Le sujet est délicat, du moins la réponse à la question dont dépend son auditoire et de la proximité avec lui : un généalogiste est un chercheur, un curieux, un fouineur, et parfois le généalogiste trouve des choses qui sortent de l'ordinaire, des tabous de familles, des choses non avouées, une honte ou une tare de famille. Tout généalogiste ayant un minimum de pratique et d'expérience trouve des choses dont il se pose toujours la même question : dois-je le dire ou non ? Chut sur tout ce qui n'est pas permis ni pas convenable...

La question semble simple et la réponse complexe à donner. En fait non, à qui s'adresse votre trouvaille ? À quand remonte l'événement ? entre le c'est tellement cocasse de montrer qu'un ancêtre a fait de la prison pour vol de poules au dix-huitième siècle, et, cousin Paul, la honte de la famille, a fait de la prison pour vol au dépanneur (*) du coin, pourtant les faits sont identiques : c'est du vol dans les deux cas ! Ça pourrait être pire, un ancêtre au dix-septième siècle a été banni de Québec pour inceste, et, oncle Paul est religieux et a eu des attouchements avec de jeunes pensionnaires. Vous voyez la différence ? Il n'y a en a pas dans les faits mais qui connait ou a connu personnellement le premier ? personne, c'est un événement historique connu et reconnu de tous, c'est dans la mémoire de la région ou de la province. Mais qui connait oncle Paul ? bien tout le monde de la famille car oncle Paul est vivant, c'est un proche direct, il a fait la une des journaux, la honte contemporaine familiale. Vous voyez le contexte ?

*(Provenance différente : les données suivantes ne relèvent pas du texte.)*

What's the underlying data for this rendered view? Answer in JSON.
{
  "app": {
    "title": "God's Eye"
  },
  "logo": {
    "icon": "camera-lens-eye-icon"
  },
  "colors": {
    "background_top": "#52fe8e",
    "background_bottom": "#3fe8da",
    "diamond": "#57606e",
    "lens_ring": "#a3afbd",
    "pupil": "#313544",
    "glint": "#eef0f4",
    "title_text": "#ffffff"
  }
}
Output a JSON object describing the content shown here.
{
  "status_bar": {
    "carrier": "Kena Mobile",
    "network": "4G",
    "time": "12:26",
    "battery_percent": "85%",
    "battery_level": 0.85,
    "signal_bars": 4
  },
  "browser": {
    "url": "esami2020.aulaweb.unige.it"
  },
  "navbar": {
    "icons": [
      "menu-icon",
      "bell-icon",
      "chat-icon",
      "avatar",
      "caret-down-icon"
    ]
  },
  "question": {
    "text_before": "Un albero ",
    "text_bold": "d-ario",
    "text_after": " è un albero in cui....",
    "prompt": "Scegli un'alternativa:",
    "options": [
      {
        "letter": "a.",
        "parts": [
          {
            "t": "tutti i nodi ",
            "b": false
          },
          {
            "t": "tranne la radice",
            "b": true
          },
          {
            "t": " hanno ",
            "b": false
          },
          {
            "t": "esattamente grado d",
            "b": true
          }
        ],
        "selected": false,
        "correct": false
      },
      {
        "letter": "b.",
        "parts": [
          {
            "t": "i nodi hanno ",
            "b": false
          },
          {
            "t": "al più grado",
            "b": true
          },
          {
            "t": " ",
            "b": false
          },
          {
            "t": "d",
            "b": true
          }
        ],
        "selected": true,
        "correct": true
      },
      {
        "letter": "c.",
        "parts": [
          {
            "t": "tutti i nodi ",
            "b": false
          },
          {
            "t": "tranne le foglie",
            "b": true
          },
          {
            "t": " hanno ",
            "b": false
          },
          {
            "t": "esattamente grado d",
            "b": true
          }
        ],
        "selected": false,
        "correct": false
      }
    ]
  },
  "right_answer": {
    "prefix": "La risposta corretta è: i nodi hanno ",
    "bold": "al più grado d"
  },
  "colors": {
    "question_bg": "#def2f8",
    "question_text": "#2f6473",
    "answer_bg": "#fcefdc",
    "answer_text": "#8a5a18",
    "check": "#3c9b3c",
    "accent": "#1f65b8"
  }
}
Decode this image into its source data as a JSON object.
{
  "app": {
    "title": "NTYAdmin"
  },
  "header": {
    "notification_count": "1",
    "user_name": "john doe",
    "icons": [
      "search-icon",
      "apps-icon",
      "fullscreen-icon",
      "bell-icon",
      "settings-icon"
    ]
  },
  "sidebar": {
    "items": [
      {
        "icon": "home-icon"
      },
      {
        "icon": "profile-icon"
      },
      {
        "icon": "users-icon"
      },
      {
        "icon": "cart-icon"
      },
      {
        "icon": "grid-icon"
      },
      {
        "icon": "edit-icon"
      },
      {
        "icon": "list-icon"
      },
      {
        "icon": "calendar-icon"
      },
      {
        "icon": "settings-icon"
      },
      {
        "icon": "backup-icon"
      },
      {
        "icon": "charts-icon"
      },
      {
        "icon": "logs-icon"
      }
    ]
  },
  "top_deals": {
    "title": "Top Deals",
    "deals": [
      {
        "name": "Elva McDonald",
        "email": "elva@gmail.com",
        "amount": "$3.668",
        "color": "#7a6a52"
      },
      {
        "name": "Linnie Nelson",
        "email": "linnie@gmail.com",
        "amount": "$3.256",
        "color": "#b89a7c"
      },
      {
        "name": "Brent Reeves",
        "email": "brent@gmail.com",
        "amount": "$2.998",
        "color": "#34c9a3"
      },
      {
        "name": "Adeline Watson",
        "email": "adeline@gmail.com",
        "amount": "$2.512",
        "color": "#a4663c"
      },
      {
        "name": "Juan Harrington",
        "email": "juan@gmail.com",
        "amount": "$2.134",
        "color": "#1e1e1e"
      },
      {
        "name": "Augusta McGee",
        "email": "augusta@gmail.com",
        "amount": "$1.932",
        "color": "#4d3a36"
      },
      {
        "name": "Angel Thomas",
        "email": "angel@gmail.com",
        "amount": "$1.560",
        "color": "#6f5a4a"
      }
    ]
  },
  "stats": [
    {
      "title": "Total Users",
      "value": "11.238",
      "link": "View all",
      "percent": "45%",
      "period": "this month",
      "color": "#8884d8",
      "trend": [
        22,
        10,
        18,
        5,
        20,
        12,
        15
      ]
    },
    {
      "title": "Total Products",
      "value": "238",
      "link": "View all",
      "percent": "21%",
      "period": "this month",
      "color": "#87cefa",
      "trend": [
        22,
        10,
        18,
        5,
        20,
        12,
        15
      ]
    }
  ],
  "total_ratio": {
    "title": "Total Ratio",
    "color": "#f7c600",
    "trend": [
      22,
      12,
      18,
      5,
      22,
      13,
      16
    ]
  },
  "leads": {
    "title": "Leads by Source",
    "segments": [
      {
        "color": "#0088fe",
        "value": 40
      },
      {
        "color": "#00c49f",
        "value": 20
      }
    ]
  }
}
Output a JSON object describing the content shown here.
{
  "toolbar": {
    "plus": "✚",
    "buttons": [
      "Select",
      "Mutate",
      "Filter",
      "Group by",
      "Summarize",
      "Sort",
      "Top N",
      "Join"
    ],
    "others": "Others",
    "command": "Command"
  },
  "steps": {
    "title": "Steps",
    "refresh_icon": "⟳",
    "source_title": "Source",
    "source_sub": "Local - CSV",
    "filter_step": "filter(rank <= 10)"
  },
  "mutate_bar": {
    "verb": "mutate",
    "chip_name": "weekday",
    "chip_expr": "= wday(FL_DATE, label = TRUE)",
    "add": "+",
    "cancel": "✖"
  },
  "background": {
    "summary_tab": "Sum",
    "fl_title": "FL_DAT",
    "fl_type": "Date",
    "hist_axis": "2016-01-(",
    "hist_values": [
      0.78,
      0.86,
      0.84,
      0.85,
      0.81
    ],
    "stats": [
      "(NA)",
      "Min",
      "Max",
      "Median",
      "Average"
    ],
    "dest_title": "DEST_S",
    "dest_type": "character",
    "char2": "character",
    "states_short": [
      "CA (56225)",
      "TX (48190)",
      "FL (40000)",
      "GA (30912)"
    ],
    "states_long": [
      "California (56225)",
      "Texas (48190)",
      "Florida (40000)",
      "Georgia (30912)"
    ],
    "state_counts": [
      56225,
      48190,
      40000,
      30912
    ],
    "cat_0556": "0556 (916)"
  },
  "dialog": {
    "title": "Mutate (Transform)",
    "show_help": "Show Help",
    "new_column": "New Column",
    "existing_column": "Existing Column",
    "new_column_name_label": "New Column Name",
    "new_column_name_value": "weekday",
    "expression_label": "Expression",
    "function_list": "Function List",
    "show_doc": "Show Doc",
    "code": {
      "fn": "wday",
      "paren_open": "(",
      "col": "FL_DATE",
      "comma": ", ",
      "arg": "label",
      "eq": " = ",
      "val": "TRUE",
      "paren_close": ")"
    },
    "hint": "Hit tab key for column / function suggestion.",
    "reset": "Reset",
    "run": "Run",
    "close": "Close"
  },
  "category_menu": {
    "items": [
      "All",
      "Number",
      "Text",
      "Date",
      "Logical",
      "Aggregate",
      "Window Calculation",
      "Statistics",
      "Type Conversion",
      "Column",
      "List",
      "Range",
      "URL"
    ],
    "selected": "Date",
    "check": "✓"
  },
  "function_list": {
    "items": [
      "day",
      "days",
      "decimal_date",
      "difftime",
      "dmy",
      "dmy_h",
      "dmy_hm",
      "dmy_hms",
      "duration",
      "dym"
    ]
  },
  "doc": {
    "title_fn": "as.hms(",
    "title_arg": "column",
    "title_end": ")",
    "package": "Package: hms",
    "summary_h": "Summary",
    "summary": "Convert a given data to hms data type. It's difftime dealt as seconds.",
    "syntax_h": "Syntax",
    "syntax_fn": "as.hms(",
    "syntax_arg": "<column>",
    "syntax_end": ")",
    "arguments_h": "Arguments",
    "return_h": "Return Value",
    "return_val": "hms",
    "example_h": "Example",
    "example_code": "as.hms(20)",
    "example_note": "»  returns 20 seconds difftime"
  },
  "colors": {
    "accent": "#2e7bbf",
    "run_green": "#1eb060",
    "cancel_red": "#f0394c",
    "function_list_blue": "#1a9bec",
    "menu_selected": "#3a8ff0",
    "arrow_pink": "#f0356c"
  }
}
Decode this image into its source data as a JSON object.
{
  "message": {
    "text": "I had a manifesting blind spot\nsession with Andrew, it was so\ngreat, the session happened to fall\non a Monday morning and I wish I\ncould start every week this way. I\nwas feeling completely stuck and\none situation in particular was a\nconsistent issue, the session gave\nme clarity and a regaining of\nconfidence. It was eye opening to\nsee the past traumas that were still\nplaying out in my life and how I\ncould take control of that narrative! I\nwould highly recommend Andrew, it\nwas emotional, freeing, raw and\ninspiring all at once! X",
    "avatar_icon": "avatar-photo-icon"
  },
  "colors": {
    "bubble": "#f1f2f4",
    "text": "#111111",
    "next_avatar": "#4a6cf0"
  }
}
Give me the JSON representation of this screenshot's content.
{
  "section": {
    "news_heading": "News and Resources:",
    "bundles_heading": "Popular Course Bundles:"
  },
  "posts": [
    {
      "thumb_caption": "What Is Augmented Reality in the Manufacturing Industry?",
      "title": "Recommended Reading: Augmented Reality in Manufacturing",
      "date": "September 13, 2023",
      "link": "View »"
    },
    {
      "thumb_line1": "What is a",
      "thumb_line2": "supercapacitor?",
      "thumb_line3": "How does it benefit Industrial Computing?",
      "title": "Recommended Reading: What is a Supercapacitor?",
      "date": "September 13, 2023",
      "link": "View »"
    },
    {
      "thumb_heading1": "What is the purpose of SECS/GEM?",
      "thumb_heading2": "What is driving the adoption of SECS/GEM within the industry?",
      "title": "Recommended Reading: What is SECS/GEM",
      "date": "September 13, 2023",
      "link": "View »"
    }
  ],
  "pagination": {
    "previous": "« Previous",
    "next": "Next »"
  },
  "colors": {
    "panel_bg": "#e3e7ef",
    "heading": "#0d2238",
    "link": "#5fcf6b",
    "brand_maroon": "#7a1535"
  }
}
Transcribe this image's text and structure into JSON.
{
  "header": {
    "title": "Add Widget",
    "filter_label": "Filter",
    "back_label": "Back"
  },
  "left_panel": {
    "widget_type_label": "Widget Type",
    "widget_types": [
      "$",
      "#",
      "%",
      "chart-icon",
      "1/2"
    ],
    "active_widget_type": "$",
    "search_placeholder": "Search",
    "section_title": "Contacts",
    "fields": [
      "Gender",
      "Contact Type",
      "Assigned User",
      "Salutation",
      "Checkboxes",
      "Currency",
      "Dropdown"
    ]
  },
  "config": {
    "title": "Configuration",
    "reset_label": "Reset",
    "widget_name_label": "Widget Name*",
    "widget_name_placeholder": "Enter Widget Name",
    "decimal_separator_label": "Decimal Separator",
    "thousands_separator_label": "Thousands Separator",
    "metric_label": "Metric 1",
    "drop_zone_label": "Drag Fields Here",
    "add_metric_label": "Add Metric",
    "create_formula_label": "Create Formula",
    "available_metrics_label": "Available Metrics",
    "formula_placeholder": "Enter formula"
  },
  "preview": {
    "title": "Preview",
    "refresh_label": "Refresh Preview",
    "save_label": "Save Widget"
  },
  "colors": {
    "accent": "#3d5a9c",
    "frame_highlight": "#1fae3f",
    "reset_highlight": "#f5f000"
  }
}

Maintenant que les faits sont exposés, comment répondre à la question Dois-je tout dire ? Moi je tiens le raisonnement suivant que je pourrai illustrer de cette façon :

  • Si le fait est trop loin dans le temps dont aucun contemporain n'a connu la personne, il sera dévoilé quelque soit mon auditoire, c'est à dire la famille proche, la famille éloignée ou une personne n'ayant aucun rapport avec moi.
  • Si le fait est récent, il ne sera pas dévoilé sous forme écrite mais la personne figurera en tant que tel dans un arbre ou un livre. Son nom et ses événements majeurs (naissance, baptême, mariage, décès et/ou inhumation) apparaitront, après tout c'est un être humain, mais c'est tout, son histoire ne sera pas mise par écrit de ma part.

J'ai personnellement eu plusieurs cas dont le plus connu du Québec est certainement celui d'Abraham Martin, il est ancêtre de ma fille et d'un très grand nombre de québécois de souche. Sa réputation a été faite pour un cas de conduite incorrecte sur une jeune fille. Il a beau être un ancêtre que l'événement s'est passé il y a trop longtemps pour qu'on ne soit trop touché. Je ne dis pas pour autant que le fait soit louable, on s'entend bien là-dessus... mais je le relate facilement ici comme bien d'autres l'ont fait et le referont encore.

Les autres cas sont moins drôles, je ne vous dévoilerai pas ce que j'ai trouvé par souci de confidentialité, et oui, tant pis pour les lecteurs de potins ! J'ai deux cas récents de contemporains qui m'ont fait posé la même question :

  • Le premier pour une amie dont sa famille s'est éloignée du reste de la sienne suite à une chicane. Malheureusement cette séparation a fait que les cousins entre eux ne se connaissent pas. Mon amie voulait donc connaître un peu plus sur ses cousins. Je pars donc à la recherche jusqu'à ses grands-parents, points communs, et là arrive le fait inavouable, la grand-mère a une réputation dont je je sais pas si mon amie est au courant ! Je ne mentionne que les faits ordinaires de la grand-mère, elle n'apparait que dans l'arbre et c'est tout. Mais ma curiosité me pique quand je lui remets mes travaux, je lui demande indirectement si elle connait bien sa grand-mère ? elle devine rapidement mon questionnement et me lance que oui, elle sait tout de son passé et de sa réputation. Ouf heureusement car je n'avais pas de plan B, comment aurai-je dévié le sujet pour qu'elle n'ait pas plus de questionnement ?
  • Le second pour une cousinade assez éloignée, c'est un cas délicat, quelques membres de la familles sont au courant, pas les autres, il ne faut pas le dire, alors je ne dirai rien, seule sa naissance apparaitra. Ce cas fera parti de l'histoire dans quatre cents ans et sera relaté par un autre généalogiste que moi ! Il est hors question d'en parler car je suis sûr que cela va soulever des questions et une rencontre désagréable. C'est dur la vie de généalogiste dans ce cas, car comme tous les généalogistes, on aime raconter...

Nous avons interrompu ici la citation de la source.